The culture and history of Maple Ridge is intertwined with traditional British Columbia industries like farming and forestry.
Its laidback but friendly residents take pride in their rural community and its abundance of mountains, rivers, and trees. Today, Maple Ridge has grown into a thriving bedroom community of Vancouver, just a 45-minute drive away, and this district municipality is also closely associated with neighbouring Pitt Meadows.
The First Nations
The original inhabitants of the Maple Ridge area were members of the Katzie Nation, tied closely to the Sto:lo people of the Fraser Valley. The Kwantlen Nation also had a significant presence here. For centuries, the Aboriginals engaged in hunting, fishing, and farming along the Fraser River. They occupied at least 10 villages in the area.
The Beginnings of Maple Ridge
European settlers began to trickle into the Maple Ridge area in the mid-19th century following the Fraser River Gold Rush. In 1858, a carpenter named Samuel Robertson, who worked for the Hudson's Bay Company, settled and planted an orchard in Albion on the north side of the Fraser River, across from Fort Langley, the "Birthplace of British Columbia."
The following year, another pioneer called John McIvor established a dairy farm in the area. He named it Maple Ridge; hence the municipality's name.
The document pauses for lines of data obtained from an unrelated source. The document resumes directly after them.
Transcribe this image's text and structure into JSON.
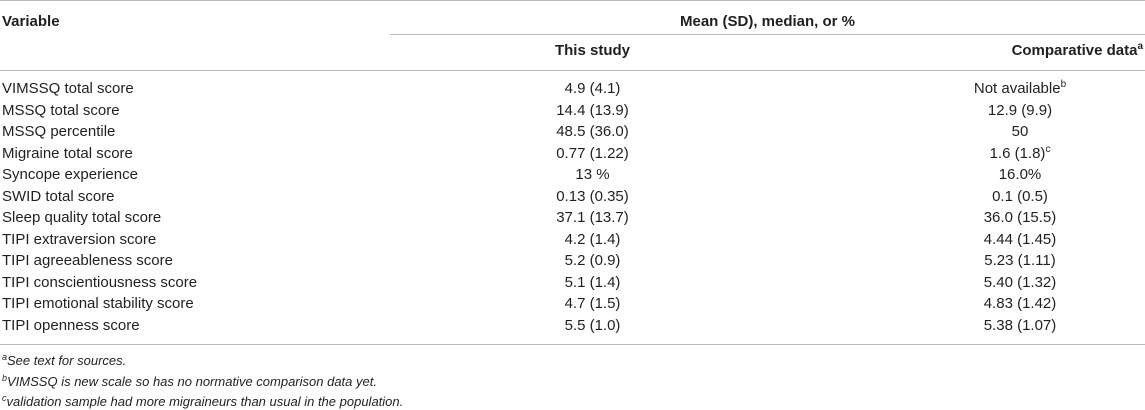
{
  "header": {
    "variable": "Variable",
    "group": "Mean (SD), median, or %",
    "col_study": "This study",
    "col_comparative": "Comparative data",
    "col_comparative_sup": "a"
  },
  "rows": [
    {
      "variable": "VIMSSQ total score",
      "study": "4.9 (4.1)",
      "comparative": "Not available",
      "sup": "b"
    },
    {
      "variable": "MSSQ total score",
      "study": "14.4 (13.9)",
      "comparative": "12.9 (9.9)",
      "sup": ""
    },
    {
      "variable": "MSSQ percentile",
      "study": "48.5 (36.0)",
      "comparative": "50",
      "sup": ""
    },
    {
      "variable": "Migraine total score",
      "study": "0.77 (1.22)",
      "comparative": "1.6 (1.8)",
      "sup": "c"
    },
    {
      "variable": "Syncope experience",
      "study": "13 %",
      "comparative": "16.0%",
      "sup": ""
    },
    {
      "variable": "SWID total score",
      "study": "0.13 (0.35)",
      "comparative": "0.1 (0.5)",
      "sup": ""
    },
    {
      "variable": "Sleep quality total score",
      "study": "37.1 (13.7)",
      "comparative": "36.0 (15.5)",
      "sup": ""
    },
    {
      "variable": "TIPI extraversion score",
      "study": "4.2 (1.4)",
      "comparative": "4.44 (1.45)",
      "sup": ""
    },
    {
      "variable": "TIPI agreeableness score",
      "study": "5.2 (0.9)",
      "comparative": "5.23 (1.11)",
      "sup": ""
    },
    {
      "variable": "TIPI conscientiousness score",
      "study": "5.1 (1.4)",
      "comparative": "5.40 (1.32)",
      "sup": ""
    },
    {
      "variable": "TIPI emotional stability score",
      "study": "4.7 (1.5)",
      "comparative": "4.83 (1.42)",
      "sup": ""
    },
    {
      "variable": "TIPI openness score",
      "study": "5.5 (1.0)",
      "comparative": "5.38 (1.07)",
      "sup": ""
    }
  ],
  "footnotes": [
    {
      "mark": "a",
      "text": "See text for sources."
    },
    {
      "mark": "b",
      "text": "VIMSSQ is new scale so has no normative comparison data yet."
    },
    {
      "mark": "c",
      "text": "validation sample had more migraineurs than usual in the population."
    }
  ]
}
Another key early settler was Thomas Haney, who set up a brickworks. The lovingly preserved family residence, Haney House, still remains as one of Maple Ridge's popular historic and heritage sites today. Haney also lent his name to the district within Maple Ridge that's now considered the downtown core, around the junction of 224th Street and Dewdney Trunk Road.
Historic Neighbourhoods and Churches
In addition to Haney, numerous other historic neighbourhoods would emerge in Maple Ridge, such as Hammond, Whonnock, Albion, Ruskin, Yennadon, and Webster's Corners. These often received their own post office, church, and other amenities, but today have been incorporated back into Maple Ridge, although the names linger on.
BC's Sixth Municipality
Maple Ridge was incorporated as BC's sixth municipality in 1874, although fewer than 50 families resided there at the time. The 1859-built wooden Anglican church of St. John the Divine is believed to be the oldest functioning church in British Columbia. It was originally located across the river in Langley, but has been at its present Maple Ridge location since 1882.
The arrival of the Canadian Pacific Railway (CPR) line in 1885 spurred growth in the community, as it was no longer necessary to travel here by boat.
Maple Ridge Grows
From logging at Alouette Lake to mills at Ruskin and Whonnock, forestry proved to be an engine of growth for Maple Ridge as the municipality moved into the 20th century. A bridge was constructed over the Pitt River in 1915, facilitating access to Vancouver and other nearby communities like New Westminster.
Improved Transport Links
French and Asian immigration to the area increased at this time (although tragically, many Japanese settlers would be sent to internment camps during World War II). Mid-century, the coming of the Lougheed Highway (Highway 7) improved traffic flow. An increasing population led to subdivisions being built in the 1960s, and the Pitt Meadows Regional Airport opened in 1963.
Modern Maple Ridge
In the 1990s, the arrival of the West Coast Express train line facilitated access to downtown Vancouver. Maple Ridge became part of Metro Vancouver in 1995. In 2009, the opening of the new Pitt River Bridge and Golden Ears Bridge ensured that Maple Ridge residents could enjoy easy commuting through Metro Vancouver and the Fraser Valley.
Maple Ridge Museum
Eager to learn more about the culture and history of Maple Ridge? Don't miss the Maple Ridge Museum with its spectacular model railroad diorama, vintage telephone exchange, and other exhibits. The Pitt Meadows Museum with its colourful assortment of First Nations artifacts and pioneer memorabilia is also instructive. Check in advance for opening hours.